Project

General

Profile

Setting up systemd-nspawn VMs » History » Revision 19

Revision 18 (Peter Amstutz, 05/08/2025 02:53 AM) → Revision 19/21 (Peter Amstutz, 05/08/2025 02:54 AM)

h1. Setting up systemd-nspawn VMs 

 This page describes how to use systemd-nspawn to create VMs for development and testing. This page is a guide, *not* step-by-step instructions. *If you just copy+paste commands without actually reading the instructions, you will BREAK YOUR OWN NETWORKING and I will not be held responsible.* 

 {{toc}} 

 h2. One-time supervisor host setup 

 h3. Install systemd-nspawn and image build tools 

 <pre>sudo apt install systemd-container debootstrap 
 </pre> 

 @systemd-container@ packages systemd-nspawn and friends. @debootstrap@ is used to build VMs. 

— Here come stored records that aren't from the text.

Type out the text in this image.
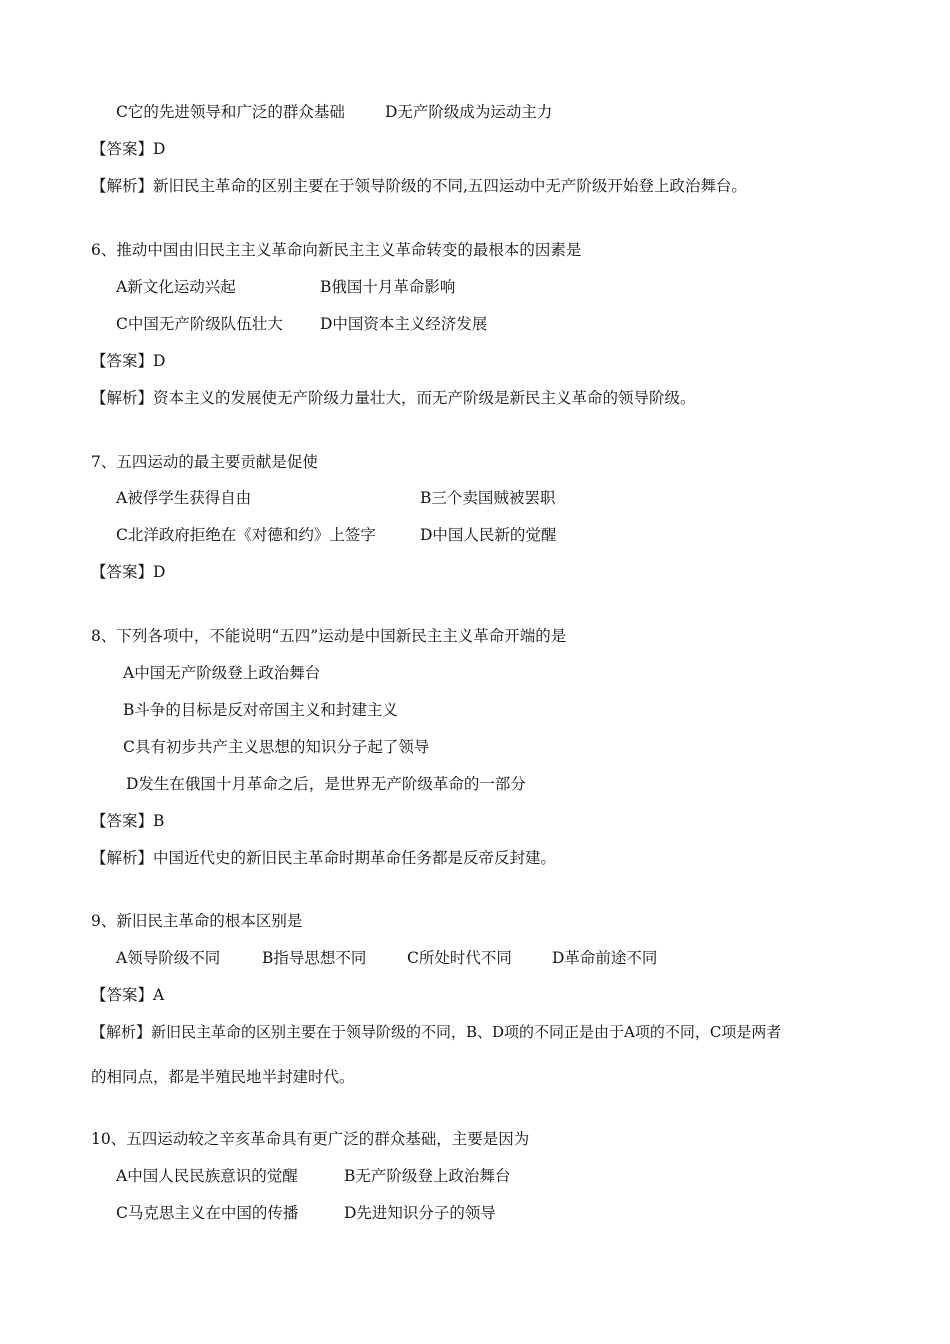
C它的先进领导和广泛的群众基础	D无产阶级成为运动主力
【答案】D
【解析】新旧民主革命的区别主要在于领导阶级的不同,五四运动中无产阶级开始登上政治舞台。
6、推动中国由旧民主主义革命向新民主主义革命转变的最根本的因素是
A新文化运动兴起	B俄国十月革命影响
C中国无产阶级队伍壮大 D中国资本主义经济发展
【答案】D
【解析】资本主义的发展使无产阶级力量壮大，而无产阶级是新民主义革命的领导阶级。
7、五四运动的最主要贡献是促使
A被俘学生获得自由	B三个卖国贼被罢职
C北洋政府拒绝在《对德和约》上签字	D中国人民新的觉醒
【答案】D
8、下列各项中，不能说明“五四”运动是中国新民主主义革命开端的是
A中国无产阶级登上政治舞台
B斗争的目标是反对帝国主义和封建主义
C具有初步共产主义思想的知识分子起了领导
D发生在俄国十月革命之后，是世界无产阶级革命的一部分
【答案】B
【解析】中国近代史的新旧民主革命时期革命任务都是反帝反封建。
9、新旧民主革命的根本区别是
A领导阶级不同	B指导思想不同	C所处时代不同	D革命前途不同
【答案】A
【解析】新旧民主革命的区别主要在于领导阶级的不同，B、D项的不同正是由于A项的不同，C项是两者
的相同点，都是半殖民地半封建时代。
10、五四运动较之辛亥革命具有更广泛的群众基础，主要是因为
A中国人民民族意识的觉醒	B无产阶级登上政治舞台
C马克思主义在中国的传播	D先进知识分子的领导
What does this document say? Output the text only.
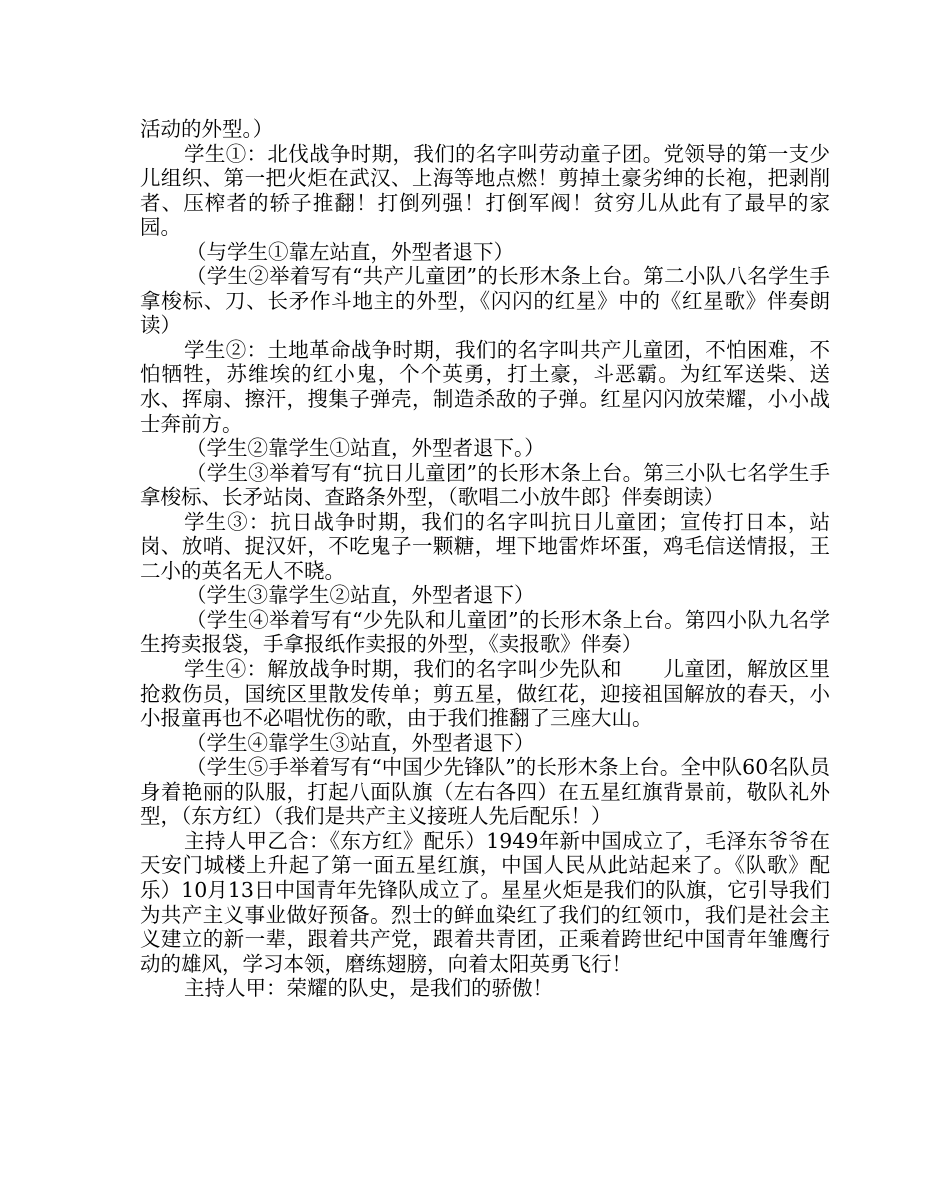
活动的外型。）

学生①：北伐战争时期，我们的名字叫劳动童子团。党领导的第一支少儿组织、第一把火炬在武汉、上海等地点燃！剪掉土豪劣绅的长袍，把剥削者、压榨者的轿子推翻！打倒列强！打倒军阀！贫穷儿从此有了最早的家园。

（与学生①靠左站直，外型者退下）

（学生②举着写有“共产儿童团”的长形木条上台。第二小队八名学生手拿梭标、刀、长矛作斗地主的外型，《闪闪的红星》中的《红星歌》伴奏朗读）

学生②：土地革命战争时期，我们的名字叫共产儿童团，不怕困难，不怕牺牲，苏维埃的红小鬼，个个英勇，打土豪，斗恶霸。为红军送柴、送水、挥扇、擦汗，搜集子弹壳，制造杀敌的子弹。红星闪闪放荣耀，小小战士奔前方。

（学生②靠学生①站直，外型者退下。）

（学生③举着写有“抗日儿童团”的长形木条上台。第三小队七名学生手拿梭标、长矛站岗、查路条外型，（歌唱二小放牛郎｝伴奏朗读）

学生③：抗日战争时期，我们的名字叫抗日儿童团；宣传打日本，站岗、放哨、捉汉奸，不吃鬼子一颗糖，埋下地雷炸坏蛋，鸡毛信送情报，王二小的英名无人不晓。

（学生③靠学生②站直，外型者退下）

（学生④举着写有“少先队和儿童团”的长形木条上台。第四小队九名学生挎卖报袋，手拿报纸作卖报的外型，《卖报歌》伴奏）

学生④：解放战争时期，我们的名字叫少先队和　　儿童团，解放区里抢救伤员，国统区里散发传单；剪五星，做红花，迎接祖国解放的春天，小小报童再也不必唱忧伤的歌，由于我们推翻了三座大山。

（学生④靠学生③站直，外型者退下）

（学生⑤手举着写有“中国少先锋队”的长形木条上台。全中队60名队员身着艳丽的队服，打起八面队旗（左右各四）在五星红旗背景前，敬队礼外型，（东方红）（我们是共产主义接班人先后配乐！）

主持人甲乙合：《东方红》配乐）1949年新中国成立了，毛泽东爷爷在天安门城楼上升起了第一面五星红旗，中国人民从此站起来了。《队歌》配乐）10月13日中国青年先锋队成立了。星星火炬是我们的队旗，它引导我们为共产主义事业做好预备。烈士的鲜血染红了我们的红领巾，我们是社会主义建立的新一辈，跟着共产党，跟着共青团，正乘着跨世纪中国青年雏鹰行动的雄风，学习本领，磨练翅膀，向着太阳英勇飞行！

主持人甲：荣耀的队史，是我们的骄傲！
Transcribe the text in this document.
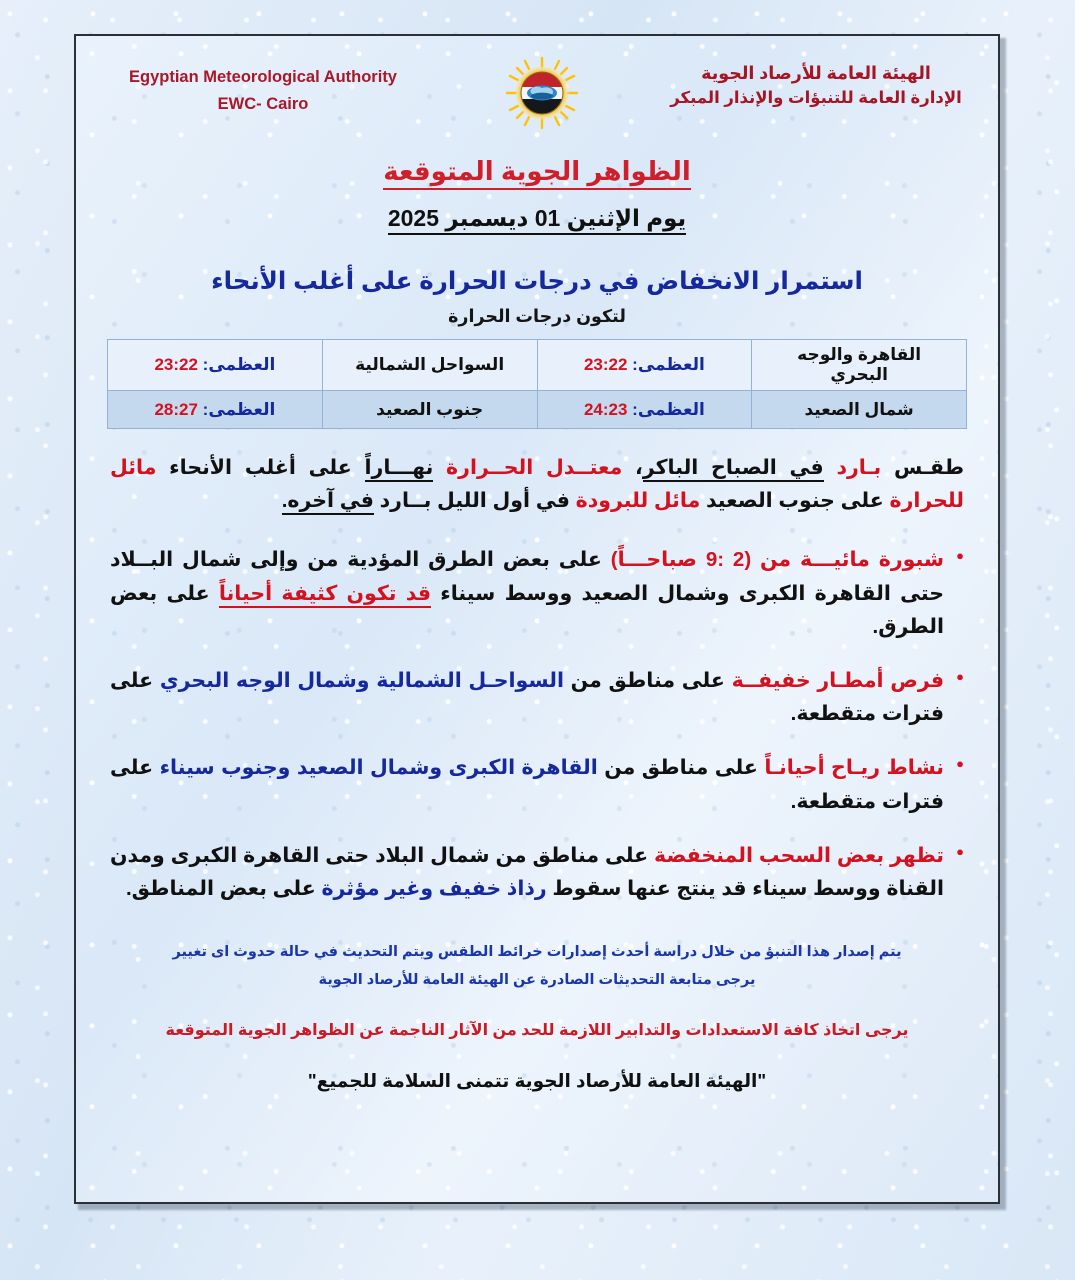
الهيئة العامة للأرصاد الجوية
الإدارة العامة للتنبؤات والإنذار المبكر
Egyptian Meteorological Authority
EWC- Cairo
الظواهر الجوية المتوقعة
يوم الإثنين 01 ديسمبر 2025
استمرار الانخفاض في درجات الحرارة على أغلب الأنحاء
لتكون درجات الحرارة
القاهرة والوجه البحري	العظمى: 23:22	السواحل الشمالية	العظمى: 23:22
شمال الصعيد	العظمى: 24:23	جنوب الصعيد	العظمى: 28:27
طقـس بـارد في الصباح الباكر، معتــدل الحــرارة نهـــاراً على أغلب الأنحاء مائل للحرارة على جنوب الصعيد مائل للبرودة في أول الليل بــارد في آخره.
● شبورة مائيـــة من (2 :9 صباحـــاً) على بعض الطرق المؤدية من وإلى شمال البــلاد حتى القاهرة الكبرى وشمال الصعيد ووسط سيناء قد تكون كثيفة أحياناً على بعض الطرق.
● فرص أمطـار خفيفــة على مناطق من السواحـل الشمالية وشمال الوجه البحري على فترات متقطعة.
● نشاط ريـاح أحيانـاً على مناطق من القاهرة الكبرى وشمال الصعيد وجنوب سيناء على فترات متقطعة.
● تظهر بعض السحب المنخفضة على مناطق من شمال البلاد حتى القاهرة الكبرى ومدن القناة ووسط سيناء قد ينتج عنها سقوط رذاذ خفيف وغير مؤثرة على بعض المناطق.
يتم إصدار هذا التنبؤ من خلال دراسة أحدث إصدارات خرائط الطقس ويتم التحديث في حالة حدوث اى تغيير
يرجى متابعة التحديثات الصادرة عن الهيئة العامة للأرصاد الجوية
يرجى اتخاذ كافة الاستعدادات والتدابير اللازمة للحد من الآثار الناجمة عن الظواهر الجوية المتوقعة
"الهيئة العامة للأرصاد الجوية تتمنى السلامة للجميع"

 "Install Ansible":https://dev.arvados.org/projects/arvados/wiki/Hacking_prerequisites#Install-Ansible the same way we do for development. I'm fobbing you off to that page so you know what version of Ansible we're standardized on. 

 h3. Enable systemd network services 

 Unsurprisingly systemd-nspawn integrates well with other systemd components. The easiest way to get your VMs networked is to install systemd's network services: 

 <pre>sudo systemctl enable --now systemd-networkd systemd-resolved 
 </pre> 

 Note systemd-networkd only manages configured interfaces. On Debian the default configuration should play nice with NetworkManager. systemd-resolved and NetworkManager also cooperate. 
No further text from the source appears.